Kenya raised US$ 1 Billion in its Eurobond sale in two years, an oversubscription in what the National Treasury described as a sign of enormous confidence in Kenya’s economy and prospects.
According to a statement by Treasury Cabinet Secretary Ukur Yatani, the 12-year bonds that were priced to yield 6.3% received more than US$ 5.4 Billion in orders after a successful roadshow that lasted for three days.
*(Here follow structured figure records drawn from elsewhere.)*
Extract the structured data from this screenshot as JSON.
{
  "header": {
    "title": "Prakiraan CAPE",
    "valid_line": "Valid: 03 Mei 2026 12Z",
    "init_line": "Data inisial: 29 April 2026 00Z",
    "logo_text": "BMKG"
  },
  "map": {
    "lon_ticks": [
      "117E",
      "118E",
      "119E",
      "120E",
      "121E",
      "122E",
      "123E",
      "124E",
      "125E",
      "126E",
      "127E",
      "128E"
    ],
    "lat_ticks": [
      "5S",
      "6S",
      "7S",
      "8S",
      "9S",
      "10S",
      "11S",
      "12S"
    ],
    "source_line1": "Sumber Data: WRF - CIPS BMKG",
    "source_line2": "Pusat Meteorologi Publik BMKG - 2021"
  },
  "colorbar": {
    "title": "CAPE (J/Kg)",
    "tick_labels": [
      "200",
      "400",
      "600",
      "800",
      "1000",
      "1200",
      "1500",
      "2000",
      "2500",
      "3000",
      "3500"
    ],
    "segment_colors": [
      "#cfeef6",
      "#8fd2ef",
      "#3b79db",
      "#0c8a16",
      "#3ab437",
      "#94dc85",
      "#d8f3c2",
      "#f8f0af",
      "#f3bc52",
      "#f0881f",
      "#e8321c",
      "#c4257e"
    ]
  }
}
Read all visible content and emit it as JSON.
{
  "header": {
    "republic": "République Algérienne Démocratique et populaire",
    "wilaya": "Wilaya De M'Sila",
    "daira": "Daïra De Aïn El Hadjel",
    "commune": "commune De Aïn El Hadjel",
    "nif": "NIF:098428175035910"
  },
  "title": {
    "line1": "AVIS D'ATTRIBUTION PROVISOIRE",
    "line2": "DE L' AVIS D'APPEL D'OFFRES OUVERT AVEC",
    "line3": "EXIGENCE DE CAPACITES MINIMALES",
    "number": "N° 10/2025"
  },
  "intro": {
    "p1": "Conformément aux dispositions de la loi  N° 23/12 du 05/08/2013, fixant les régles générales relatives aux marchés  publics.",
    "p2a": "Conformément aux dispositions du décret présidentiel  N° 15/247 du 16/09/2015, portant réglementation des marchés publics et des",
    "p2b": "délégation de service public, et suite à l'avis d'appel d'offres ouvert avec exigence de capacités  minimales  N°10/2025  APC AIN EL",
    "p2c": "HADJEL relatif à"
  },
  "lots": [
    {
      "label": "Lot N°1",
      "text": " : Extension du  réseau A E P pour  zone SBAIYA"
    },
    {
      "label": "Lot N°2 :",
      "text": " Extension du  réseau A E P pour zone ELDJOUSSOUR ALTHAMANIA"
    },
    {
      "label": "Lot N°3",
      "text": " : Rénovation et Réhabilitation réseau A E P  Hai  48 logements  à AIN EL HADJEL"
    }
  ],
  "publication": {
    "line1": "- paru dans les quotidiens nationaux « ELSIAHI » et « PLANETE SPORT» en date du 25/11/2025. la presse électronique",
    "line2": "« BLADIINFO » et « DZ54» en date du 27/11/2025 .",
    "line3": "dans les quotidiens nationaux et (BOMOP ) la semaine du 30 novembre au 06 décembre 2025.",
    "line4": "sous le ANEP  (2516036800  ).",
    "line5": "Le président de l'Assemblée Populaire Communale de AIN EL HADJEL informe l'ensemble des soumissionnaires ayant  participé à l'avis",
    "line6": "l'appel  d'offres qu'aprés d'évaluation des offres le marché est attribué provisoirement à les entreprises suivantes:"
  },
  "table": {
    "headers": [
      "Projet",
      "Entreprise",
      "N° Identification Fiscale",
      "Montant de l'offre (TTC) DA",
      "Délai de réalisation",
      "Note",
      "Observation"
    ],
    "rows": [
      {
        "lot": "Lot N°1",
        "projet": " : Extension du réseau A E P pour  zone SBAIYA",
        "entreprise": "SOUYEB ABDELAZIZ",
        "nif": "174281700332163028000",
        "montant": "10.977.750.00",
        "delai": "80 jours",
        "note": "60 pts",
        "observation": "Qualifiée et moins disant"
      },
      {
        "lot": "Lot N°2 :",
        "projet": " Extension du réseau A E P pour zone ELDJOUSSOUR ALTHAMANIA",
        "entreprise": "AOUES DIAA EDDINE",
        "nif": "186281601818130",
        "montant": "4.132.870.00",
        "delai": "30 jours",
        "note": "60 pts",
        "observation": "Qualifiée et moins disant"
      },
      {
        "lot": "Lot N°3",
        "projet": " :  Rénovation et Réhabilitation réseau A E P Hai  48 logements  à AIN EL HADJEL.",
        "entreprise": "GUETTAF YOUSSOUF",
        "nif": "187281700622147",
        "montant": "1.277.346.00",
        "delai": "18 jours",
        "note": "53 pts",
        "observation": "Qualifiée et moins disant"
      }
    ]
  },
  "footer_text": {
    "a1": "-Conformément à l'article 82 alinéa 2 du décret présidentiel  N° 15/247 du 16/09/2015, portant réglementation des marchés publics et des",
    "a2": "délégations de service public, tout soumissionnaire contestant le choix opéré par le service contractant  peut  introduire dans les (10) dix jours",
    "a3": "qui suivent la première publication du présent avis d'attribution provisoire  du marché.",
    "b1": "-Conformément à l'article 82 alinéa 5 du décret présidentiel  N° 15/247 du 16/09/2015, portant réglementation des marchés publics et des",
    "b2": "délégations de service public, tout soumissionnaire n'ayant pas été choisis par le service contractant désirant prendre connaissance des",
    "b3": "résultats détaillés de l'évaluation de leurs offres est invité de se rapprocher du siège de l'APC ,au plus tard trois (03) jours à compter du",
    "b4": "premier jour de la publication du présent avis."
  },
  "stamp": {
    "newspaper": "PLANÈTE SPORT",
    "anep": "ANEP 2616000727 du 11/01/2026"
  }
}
Kenya is caught between a rock and hard place
The East African nation is caught in a delicate balancing act between financing its economic recovery from the COVID-19 pandemic while also cutting down its vast public debt load.
The economy is expected to record a growth of 6.6% in 2021 from 0.6% last year as it shakes off the adverse effects of the pandemic.
Authorities are relying on improved revenue collection to cut the fiscal deficit to 7.5% of GDP beginning in the new financial year from 8.7% in the 2020/21 financial year.
Investors have been bullish since the country reached a deal with the International Monetary Fund, with analysts saying the agreement has given confidence to bondholders.
Citigroup Inc. and JPMorgan Chase & Co. were the lead bookmakers, assisted by NCBA Group and I&M Bank Kenya. Kenya faces a huge budget deficit in 2021/22, which it plans to fill with external and domestic debt.
According to the parliamentary budget office, public debt-service costs will probably surge to a record KSh 1.17 trillion ($10.8 billion) in the year, equivalent to about two-thirds of national revenue.
Kenya plans to seek an estimated US$7.3 billion in the Eurobond market over the next two years, says the IMF.
However, the government is taking a cautious approach to commercial borrowing to ensure debt sustainability, according to the Debt Management Office’s head, Haron Sirima.